The parametrization of moist processes
Principles behind parametrization of clouds and convective processes in large-scale models are discussed. Basic principles behind the development of convection are reviewed, highlighting those which are important to consider in the context of representing midlatitude and tropical convective systems. Consideration of the practicalities of convective parametrization focuses on the massflux approach. The importance of various types of convection - deep, shallow, mid-level - is examined, together with uncertain areas such as the parametrization of convective momentum transports. Several approaches to cloud parametrization are described both for the representation of microphysics and of cloud cover. Emphasis is put on the conceptual differences between different schemes. The ECMWF cloud scheme is described in detail and evaluation issues are discussed.
The planetary boundary layer
The properties of the planetary boundary layer (PBL) are presented and the need for a parametrization scheme discussed. Two main types of information have to be derived from variables computed in a forecast model - the surface fluxes and the turbulent exchanges at specific levels within the PBL. Both these problems are addressed, including a discussion on the determination of surface conditions, similarity approaches, simple profile and eddy diffusivity approximations, higher order closure schemes and cloud processes.
Land surface processes
Physical mechanisms regulating the interaction of the land surface and the atmosphere are presented and components of the land surface parametrization are detailed; including the representation of the surface energy and water budgets (soil moisture in particular) and parameterization of cold regions, where snow and soil water phase changes dominate. The surface carbon budget is presented, as a physical mechanism to obtain realistic vegetation phenology in the model.

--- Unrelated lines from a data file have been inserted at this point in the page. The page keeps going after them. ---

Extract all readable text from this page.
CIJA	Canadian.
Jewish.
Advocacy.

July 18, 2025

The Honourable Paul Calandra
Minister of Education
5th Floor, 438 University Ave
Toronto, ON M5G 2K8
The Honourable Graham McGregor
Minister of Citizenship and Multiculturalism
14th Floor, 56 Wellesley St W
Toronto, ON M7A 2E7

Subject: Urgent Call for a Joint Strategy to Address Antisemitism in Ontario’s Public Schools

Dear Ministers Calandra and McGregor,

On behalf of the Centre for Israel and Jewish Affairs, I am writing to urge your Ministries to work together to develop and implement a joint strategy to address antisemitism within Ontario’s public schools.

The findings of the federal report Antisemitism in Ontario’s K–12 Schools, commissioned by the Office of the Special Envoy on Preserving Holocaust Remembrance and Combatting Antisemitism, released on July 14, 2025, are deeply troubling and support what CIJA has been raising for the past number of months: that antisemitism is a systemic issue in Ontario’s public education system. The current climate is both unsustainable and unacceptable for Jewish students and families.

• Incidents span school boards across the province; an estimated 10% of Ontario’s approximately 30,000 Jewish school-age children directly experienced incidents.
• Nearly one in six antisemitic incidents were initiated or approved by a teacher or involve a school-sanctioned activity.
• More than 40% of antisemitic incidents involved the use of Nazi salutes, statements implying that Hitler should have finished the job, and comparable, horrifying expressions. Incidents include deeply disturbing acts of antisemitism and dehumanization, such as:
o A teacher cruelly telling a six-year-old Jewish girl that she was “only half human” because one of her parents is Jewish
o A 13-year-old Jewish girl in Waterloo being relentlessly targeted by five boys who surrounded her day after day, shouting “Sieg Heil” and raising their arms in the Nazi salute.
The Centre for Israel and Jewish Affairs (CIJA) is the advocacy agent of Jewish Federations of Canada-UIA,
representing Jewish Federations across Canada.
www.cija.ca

Finally, land surface assimilation is presented, as a way to control long time scales in the land; data assimilation methods are presented, with their advantages and drawbacks.

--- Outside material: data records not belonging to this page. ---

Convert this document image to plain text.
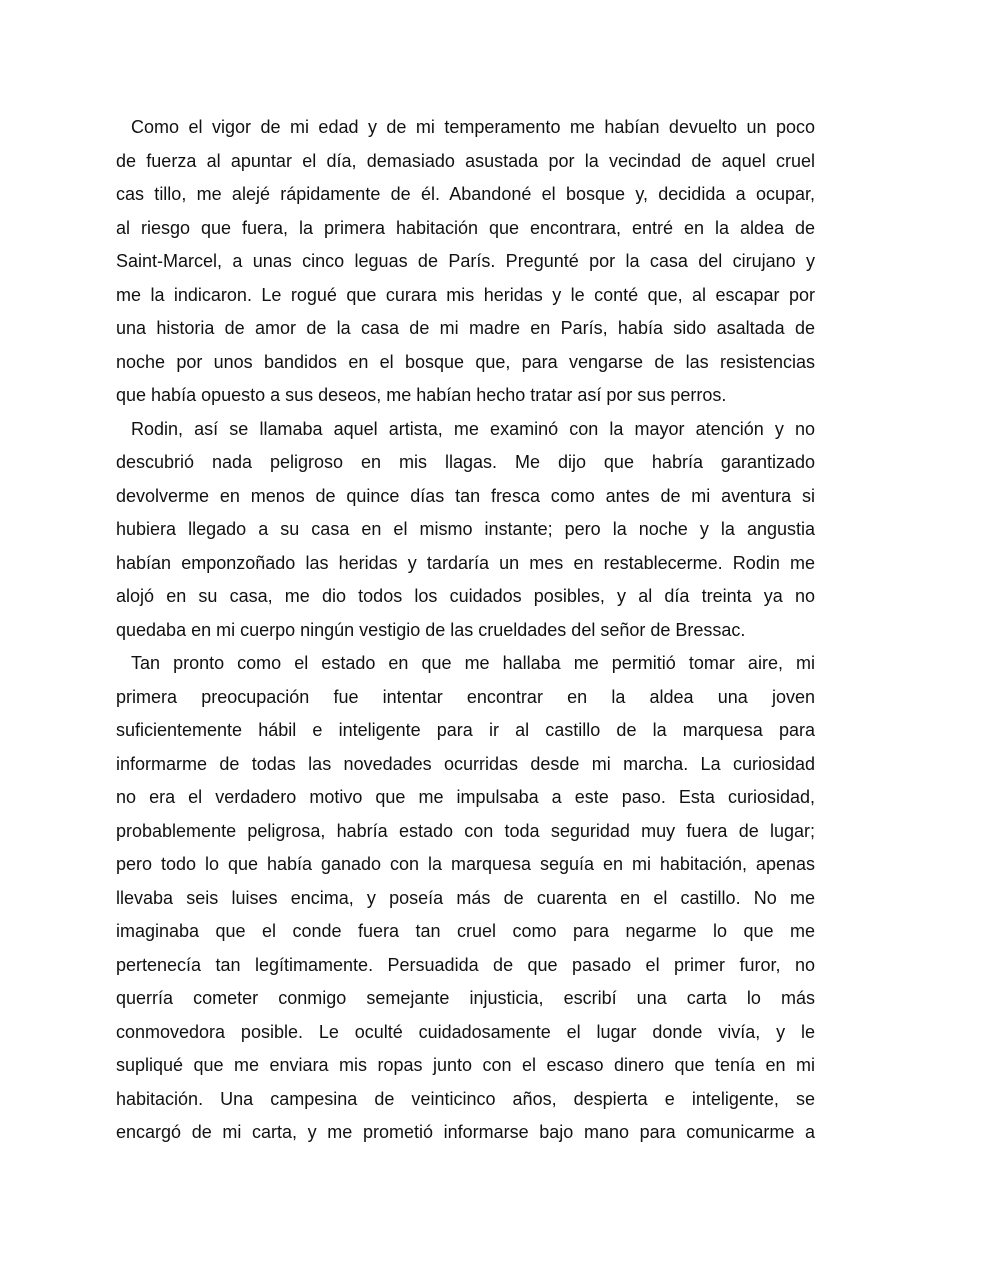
Como el vigor de mi edad y de mi temperamento me habían devuelto un poco
de fuerza al apuntar el día, demasiado asustada por la vecindad de aquel cruel
cas tillo, me alejé rápidamente de él. Abandoné el bosque y, decidida a ocupar,
al riesgo que fuera, la primera habitación que encontrara, entré en la aldea de
Saint-Marcel, a unas cinco leguas de París. Pregunté por la casa del cirujano y
me la indicaron. Le rogué que curara mis heridas y le conté que, al escapar por
una historia de amor de la casa de mi madre en París, había sido asaltada de
noche por unos bandidos en el bosque que, para vengarse de las resistencias
que había opuesto a sus deseos, me habían hecho tratar así por sus perros.
Rodin, así se llamaba aquel artista, me examinó con la mayor atención y no
descubrió nada peligroso en mis llagas. Me dijo que habría garantizado
devolverme en menos de quince días tan fresca como antes de mi aventura si
hubiera llegado a su casa en el mismo instante; pero la noche y la angustia
habían emponzoñado las heridas y tardaría un mes en restablecerme. Rodin me
alojó en su casa, me dio todos los cuidados posibles, y al día treinta ya no
quedaba en mi cuerpo ningún vestigio de las crueldades del señor de Bressac.
Tan pronto como el estado en que me hallaba me permitió tomar aire, mi
primera preocupación fue intentar encontrar en la aldea una joven
suficientemente hábil e inteligente para ir al castillo de la marquesa para
informarme de todas las novedades ocurridas desde mi marcha. La curiosidad
no era el verdadero motivo que me impulsaba a este paso. Esta curiosidad,
probablemente peligrosa, habría estado con toda seguridad muy fuera de lugar;
pero todo lo que había ganado con la marquesa seguía en mi habitación, apenas
llevaba seis luises encima, y poseía más de cuarenta en el castillo. No me
imaginaba que el conde fuera tan cruel como para negarme lo que me
pertenecía tan legítimamente. Persuadida de que pasado el primer furor, no
querría cometer conmigo semejante injusticia, escribí una carta lo más
conmovedora posible. Le oculté cuidadosamente el lugar donde vivía, y le
supliqué que me enviara mis ropas junto con el escaso dinero que tenía en mi
habitación. Una campesina de veinticinco años, despierta e inteligente, se
encargó de mi carta, y me prometió informarse bajo mano para comunicarme a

Diabatic data assimilation
Recent data assimilation systems can include information from parametrized diabatic processes for improving initial conditions of numerical weather prediction models and subsequent forecasts. Such diabatic data assimilation systems allow the use of new types of observations related to the hydrological cycle (clouds, precipitation, soil moisture). We describe various methods developed for including more physical processes in data assimilation systems. Emphasis is put on more recent variational assimilation techniques (3D-Var, 4D-Var,) using the tangent-linear and adjoint concepts. The problems encountered when including linearized diabatic processes in data assimilation and practical applications to cloud and precipitation assimilation will be presented.